Bab tersebut diisi dengan puisi dan sajak panjang Rendra. Isinya cukup panjang, seumpama membaca sebuah cerita atau kejadian, membaca esai, atau bahkan mendengar khotbah. Di sini dia sudah tidak berjumpalitan lagi dengan rima dan lebih menekankan pada satire. (Kecuali pada "Kupanggil Namamu", "Kepada MG", "Nyanyian Duniawi", "Nyanyian Suto untuk Fatima", "Nyanyian Fatima untuk Suto") Lihat saja bagaimana dia menceritakan penderitaan seorang penyanyi blues atau folk negro di kota Boston dalam "Blues untuk Bonnie", potret seorang pelacur yang terkena syphilis pada "Nyanyian Angsa", semangat agitasi nan berapi pada "Bersatulah Pelacur-Pelacur Kota Jakarta". Dan salah satu favorit saya yaitu, "Khotbah". Puisi suspense tersebut menceritakan seorang padri muda yang berkhotbah pada jemaat gereja hari Minggu, yang diakhiri dengan kematian padri tersebut mengingatkan pada adegan kematian Jean-Baptiste Grenouille pada film Perfume:  The Story of a Murderer. Konon puisi ini dikagumi oleh sastrawan tersohor Chili, Pablo Neruda.

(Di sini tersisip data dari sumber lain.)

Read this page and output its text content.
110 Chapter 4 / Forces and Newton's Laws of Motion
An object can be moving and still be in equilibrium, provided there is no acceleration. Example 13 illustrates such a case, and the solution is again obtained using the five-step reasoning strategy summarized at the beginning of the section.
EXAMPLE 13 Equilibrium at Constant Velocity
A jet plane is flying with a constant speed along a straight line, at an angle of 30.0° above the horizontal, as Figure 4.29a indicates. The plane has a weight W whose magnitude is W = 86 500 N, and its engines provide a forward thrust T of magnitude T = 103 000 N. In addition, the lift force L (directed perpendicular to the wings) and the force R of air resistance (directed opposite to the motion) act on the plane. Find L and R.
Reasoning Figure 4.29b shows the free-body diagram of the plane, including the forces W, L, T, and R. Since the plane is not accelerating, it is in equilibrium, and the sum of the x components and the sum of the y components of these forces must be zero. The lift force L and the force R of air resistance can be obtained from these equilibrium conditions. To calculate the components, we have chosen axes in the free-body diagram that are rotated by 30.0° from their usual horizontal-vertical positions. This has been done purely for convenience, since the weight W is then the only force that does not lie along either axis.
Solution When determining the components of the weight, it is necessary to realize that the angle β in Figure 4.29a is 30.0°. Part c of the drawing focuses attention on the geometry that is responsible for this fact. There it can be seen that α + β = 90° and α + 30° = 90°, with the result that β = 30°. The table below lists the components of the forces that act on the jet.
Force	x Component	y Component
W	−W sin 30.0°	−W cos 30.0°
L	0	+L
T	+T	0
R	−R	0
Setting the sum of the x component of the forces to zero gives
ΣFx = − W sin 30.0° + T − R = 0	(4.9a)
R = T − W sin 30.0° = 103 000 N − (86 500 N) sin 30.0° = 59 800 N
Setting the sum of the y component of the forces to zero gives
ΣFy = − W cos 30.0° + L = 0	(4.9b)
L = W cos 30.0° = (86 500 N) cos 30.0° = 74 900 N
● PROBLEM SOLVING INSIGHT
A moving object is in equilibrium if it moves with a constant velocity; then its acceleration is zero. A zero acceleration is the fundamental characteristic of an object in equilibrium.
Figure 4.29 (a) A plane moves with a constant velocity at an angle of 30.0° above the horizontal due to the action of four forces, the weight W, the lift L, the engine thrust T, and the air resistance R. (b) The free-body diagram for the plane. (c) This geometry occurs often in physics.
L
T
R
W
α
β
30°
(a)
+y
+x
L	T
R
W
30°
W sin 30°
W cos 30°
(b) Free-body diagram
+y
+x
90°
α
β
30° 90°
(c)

Selain kumpulan puisi dan sajak terbaik, buku ini dilengkapi dengan profil dan perjalanan hidup WS Rendra oleh Edi Haryono, juga dengan hadirnya pengantar yang ciamik dan sangat personal dari Binhad Nurrohmat, turut membantu dalam mengenal sosok Rendra juga dalam memahami sajak dan puisinya. Sebuah appetizer dan desert yang tepat pada sebuah sajian perjalanan intelektual seorang aktor dan sutradara teater ini.

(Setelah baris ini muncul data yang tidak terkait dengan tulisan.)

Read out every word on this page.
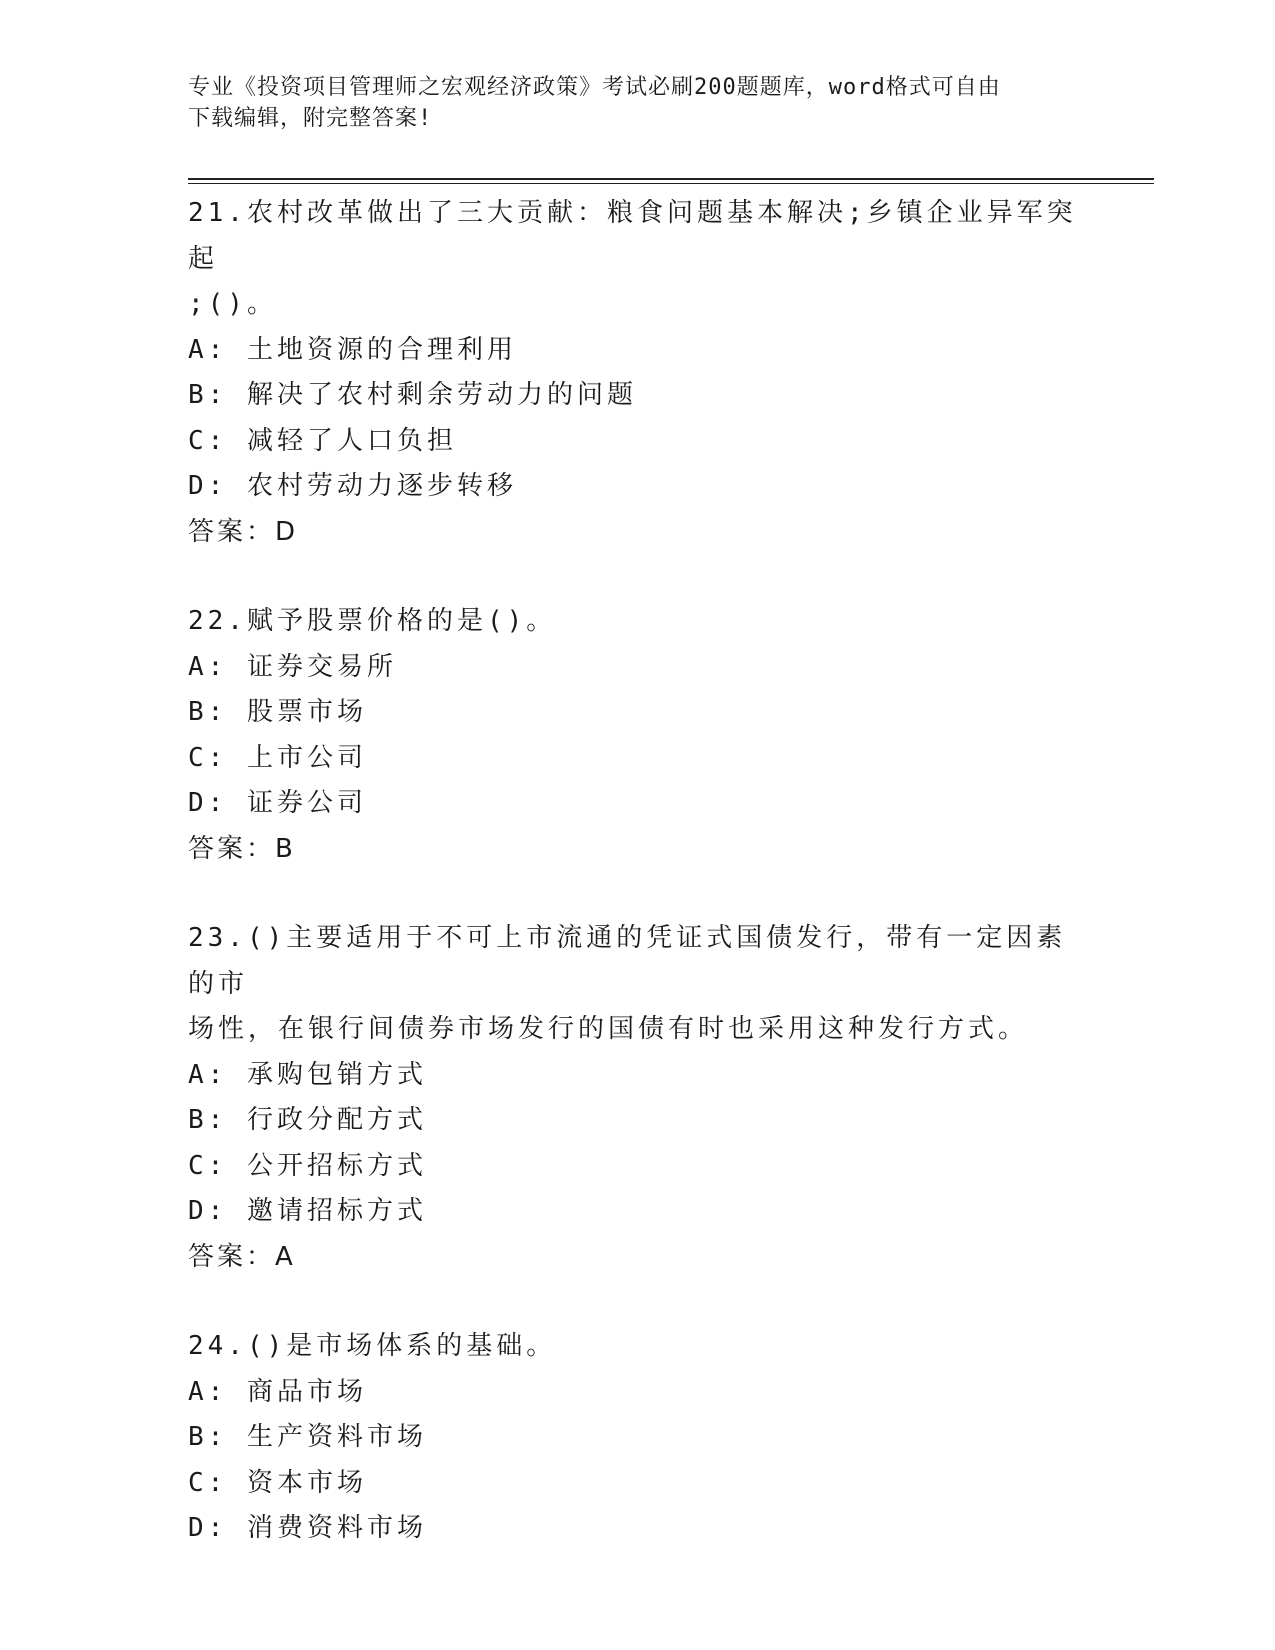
专业《投资项目管理师之宏观经济政策》考试必刷200题题库，word格式可自由
下载编辑，附完整答案!
21.农村改革做出了三大贡献：粮食问题基本解决;乡镇企业异军突起
;()。
A: 土地资源的合理利用
B: 解决了农村剩余劳动力的问题
C: 减轻了人口负担
D: 农村劳动力逐步转移
答案：D
22.赋予股票价格的是()。
A: 证券交易所
B: 股票市场
C: 上市公司
D: 证券公司
答案：B
23.()主要适用于不可上市流通的凭证式国债发行，带有一定因素的市
场性，在银行间债券市场发行的国债有时也采用这种发行方式。
A: 承购包销方式
B: 行政分配方式
C: 公开招标方式
D: 邀请招标方式
答案：A
24.()是市场体系的基础。
A: 商品市场
B: 生产资料市场
C: 资本市场
D: 消费资料市场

Buku ini memiliki cover  yang menarik. Cocok untuk dihadiahkan kepada seseorang yang anda anggap spesial. Desainnya mengingatkan pada beberapa relief-relief Aztec atau Inca, menggambarkan bulan mungkin untuk mewakili Malam Stanza dan siluat biru seorang pria yang mewakili Blues untuk Bonnie.

Saya bukanlah seorang penyair, namun menurut saya buku ini cukup penting. Buku yang mengajak kita berpikir dan berenung di tengah terjangan informasi yang straight per-detik dalam layar smartphone anda. Buku ini mengajak kita menyelami pikiran dan kehidupan seorang dedengkot penyihir kata di tengah manusia yang kehilangan kekuatan akan makna dari kata.

Komentar

Postingan populer dari blog ini

Dari Gereja Hingga Eksplorasi Lokalitas (Review Buku Puisi Mario F. Lawi, Mendengarkan Coldplay)

Maaf Cak Nas (Obituari drg. Nasman Nuralim Ph.D)

Ketika Mitos dan Realitas Melebur (Review Buku Parabel Cervantes dan Don Quixote)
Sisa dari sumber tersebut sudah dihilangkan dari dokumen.